= El Arnab =

Traditional Arab solitaire

El Arnab is a traditional Arab solitaire based on the general equipment and gameplay of mancala games. It is played by the Kababish people of Sudan. The name "El Arnab" means "the rabbit".

==Rules==
El Arnab's board is a mancala board comprising 2 rows of 3 pits each, with an additional larger pits ("stores") located at each end of the board. The game setup is as follows:

- 3 seeds in the lefthand store;
- 1 seed in the righthand store;
- 2 seeds in each of the four pits at the extremes of the rows;
- 1 seed in each of the remaining pits.

3 | 2 1 2 |

  | - - - |

  | 2 1 2 | 1

To begin the game, the player takes all the seeds from the pit at the upper left corner of the rows, and relay-sows them counterclockwise. Sowing also includes the stores.

This relay sowing (and thus the game itself) never ends; it is meant to be just a pastime.
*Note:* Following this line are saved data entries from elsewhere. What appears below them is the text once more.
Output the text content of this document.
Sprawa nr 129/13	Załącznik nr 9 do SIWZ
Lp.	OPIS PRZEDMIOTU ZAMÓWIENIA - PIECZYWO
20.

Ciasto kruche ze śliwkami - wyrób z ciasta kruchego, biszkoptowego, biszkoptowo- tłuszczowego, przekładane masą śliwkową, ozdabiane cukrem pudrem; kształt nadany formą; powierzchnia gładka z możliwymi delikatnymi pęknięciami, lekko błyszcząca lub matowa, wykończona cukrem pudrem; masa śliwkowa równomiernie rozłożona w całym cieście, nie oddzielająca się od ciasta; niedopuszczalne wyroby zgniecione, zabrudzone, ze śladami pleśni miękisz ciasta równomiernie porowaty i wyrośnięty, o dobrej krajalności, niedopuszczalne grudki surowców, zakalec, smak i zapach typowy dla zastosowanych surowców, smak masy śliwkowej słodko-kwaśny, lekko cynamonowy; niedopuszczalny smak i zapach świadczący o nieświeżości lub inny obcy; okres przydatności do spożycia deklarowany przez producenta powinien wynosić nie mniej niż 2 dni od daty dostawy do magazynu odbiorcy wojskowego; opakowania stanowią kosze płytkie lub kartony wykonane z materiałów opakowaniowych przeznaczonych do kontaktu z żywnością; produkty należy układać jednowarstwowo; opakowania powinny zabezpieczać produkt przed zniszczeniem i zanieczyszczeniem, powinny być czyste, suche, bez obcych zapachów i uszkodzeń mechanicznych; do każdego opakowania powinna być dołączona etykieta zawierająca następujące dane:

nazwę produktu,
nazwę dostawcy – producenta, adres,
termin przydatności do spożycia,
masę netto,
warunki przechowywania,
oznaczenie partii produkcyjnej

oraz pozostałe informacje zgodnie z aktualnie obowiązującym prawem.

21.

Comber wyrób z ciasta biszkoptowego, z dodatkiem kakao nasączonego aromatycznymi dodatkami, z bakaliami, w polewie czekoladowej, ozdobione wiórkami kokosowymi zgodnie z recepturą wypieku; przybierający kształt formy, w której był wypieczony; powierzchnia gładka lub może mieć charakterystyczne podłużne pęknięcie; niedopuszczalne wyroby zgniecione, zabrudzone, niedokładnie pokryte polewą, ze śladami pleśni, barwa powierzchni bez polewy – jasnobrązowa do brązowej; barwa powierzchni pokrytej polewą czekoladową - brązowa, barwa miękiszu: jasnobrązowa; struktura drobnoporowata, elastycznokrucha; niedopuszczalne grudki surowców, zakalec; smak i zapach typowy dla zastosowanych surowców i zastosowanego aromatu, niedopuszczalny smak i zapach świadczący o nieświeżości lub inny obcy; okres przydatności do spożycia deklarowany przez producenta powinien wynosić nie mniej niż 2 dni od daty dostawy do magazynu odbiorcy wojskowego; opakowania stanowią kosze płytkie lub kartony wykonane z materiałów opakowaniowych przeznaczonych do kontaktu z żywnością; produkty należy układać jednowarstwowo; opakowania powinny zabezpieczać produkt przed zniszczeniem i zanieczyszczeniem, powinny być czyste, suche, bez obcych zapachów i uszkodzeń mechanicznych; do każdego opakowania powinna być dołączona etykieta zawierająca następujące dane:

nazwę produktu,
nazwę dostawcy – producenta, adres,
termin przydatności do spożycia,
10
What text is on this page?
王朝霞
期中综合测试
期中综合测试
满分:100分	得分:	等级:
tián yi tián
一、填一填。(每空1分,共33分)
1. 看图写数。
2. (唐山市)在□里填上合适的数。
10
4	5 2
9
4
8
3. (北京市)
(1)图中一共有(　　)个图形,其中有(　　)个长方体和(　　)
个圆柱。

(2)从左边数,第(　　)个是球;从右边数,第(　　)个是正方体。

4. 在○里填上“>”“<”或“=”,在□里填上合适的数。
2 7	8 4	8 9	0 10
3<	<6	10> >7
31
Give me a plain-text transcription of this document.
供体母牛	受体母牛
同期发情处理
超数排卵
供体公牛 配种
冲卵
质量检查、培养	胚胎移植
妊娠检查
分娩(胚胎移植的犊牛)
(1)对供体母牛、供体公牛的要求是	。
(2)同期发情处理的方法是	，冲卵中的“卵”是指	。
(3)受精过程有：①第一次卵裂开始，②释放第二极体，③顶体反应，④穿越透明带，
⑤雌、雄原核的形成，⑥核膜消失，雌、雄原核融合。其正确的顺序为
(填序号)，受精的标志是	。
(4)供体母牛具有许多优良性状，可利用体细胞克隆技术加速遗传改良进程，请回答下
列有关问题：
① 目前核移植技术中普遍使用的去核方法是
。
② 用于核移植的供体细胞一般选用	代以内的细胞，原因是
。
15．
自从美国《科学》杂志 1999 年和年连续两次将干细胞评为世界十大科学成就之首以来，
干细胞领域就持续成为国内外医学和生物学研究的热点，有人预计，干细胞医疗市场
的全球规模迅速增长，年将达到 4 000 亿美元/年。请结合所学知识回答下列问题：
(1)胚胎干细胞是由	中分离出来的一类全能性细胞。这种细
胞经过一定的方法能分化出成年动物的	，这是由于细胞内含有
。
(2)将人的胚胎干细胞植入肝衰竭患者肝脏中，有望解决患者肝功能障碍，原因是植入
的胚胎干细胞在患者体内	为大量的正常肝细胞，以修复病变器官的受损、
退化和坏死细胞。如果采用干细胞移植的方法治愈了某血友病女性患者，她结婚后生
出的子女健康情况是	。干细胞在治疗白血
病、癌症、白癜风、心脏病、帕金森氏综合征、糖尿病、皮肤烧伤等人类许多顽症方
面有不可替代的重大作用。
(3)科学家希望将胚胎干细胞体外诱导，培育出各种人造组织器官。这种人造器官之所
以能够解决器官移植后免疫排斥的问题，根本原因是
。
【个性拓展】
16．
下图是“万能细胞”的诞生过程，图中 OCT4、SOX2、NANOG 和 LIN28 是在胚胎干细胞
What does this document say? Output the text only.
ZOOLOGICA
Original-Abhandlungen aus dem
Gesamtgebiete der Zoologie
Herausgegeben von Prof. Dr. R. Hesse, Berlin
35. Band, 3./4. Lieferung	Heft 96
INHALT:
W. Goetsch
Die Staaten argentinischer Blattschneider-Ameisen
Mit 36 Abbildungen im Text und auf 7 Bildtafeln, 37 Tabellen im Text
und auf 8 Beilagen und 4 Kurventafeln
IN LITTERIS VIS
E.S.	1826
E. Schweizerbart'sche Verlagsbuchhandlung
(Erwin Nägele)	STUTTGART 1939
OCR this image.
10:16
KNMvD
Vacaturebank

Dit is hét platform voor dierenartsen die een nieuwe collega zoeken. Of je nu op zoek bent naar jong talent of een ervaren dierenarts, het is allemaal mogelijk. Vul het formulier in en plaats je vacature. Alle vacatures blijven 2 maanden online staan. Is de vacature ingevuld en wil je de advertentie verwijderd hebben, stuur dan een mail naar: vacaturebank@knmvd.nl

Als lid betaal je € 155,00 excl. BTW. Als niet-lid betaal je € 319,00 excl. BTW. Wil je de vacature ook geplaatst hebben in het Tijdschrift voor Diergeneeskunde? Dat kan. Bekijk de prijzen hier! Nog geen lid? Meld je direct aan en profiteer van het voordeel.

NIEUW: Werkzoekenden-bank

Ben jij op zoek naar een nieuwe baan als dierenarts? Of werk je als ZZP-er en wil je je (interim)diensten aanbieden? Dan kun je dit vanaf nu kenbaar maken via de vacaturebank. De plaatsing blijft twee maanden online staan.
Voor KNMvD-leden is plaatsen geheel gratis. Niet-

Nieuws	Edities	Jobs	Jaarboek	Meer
It happens that every 27 circuits of the board, the board goes back to its initial setup.

In his 1925 article R. Davies stated that the pattern repeats every 26 circuits; but he miscounted. His informant, an elderly Arab, seems to have been aware of this; when Davies said he counted 26 the informant made a joke that apparently went over Davies' head ('Ah, a skilled player could do it in less.').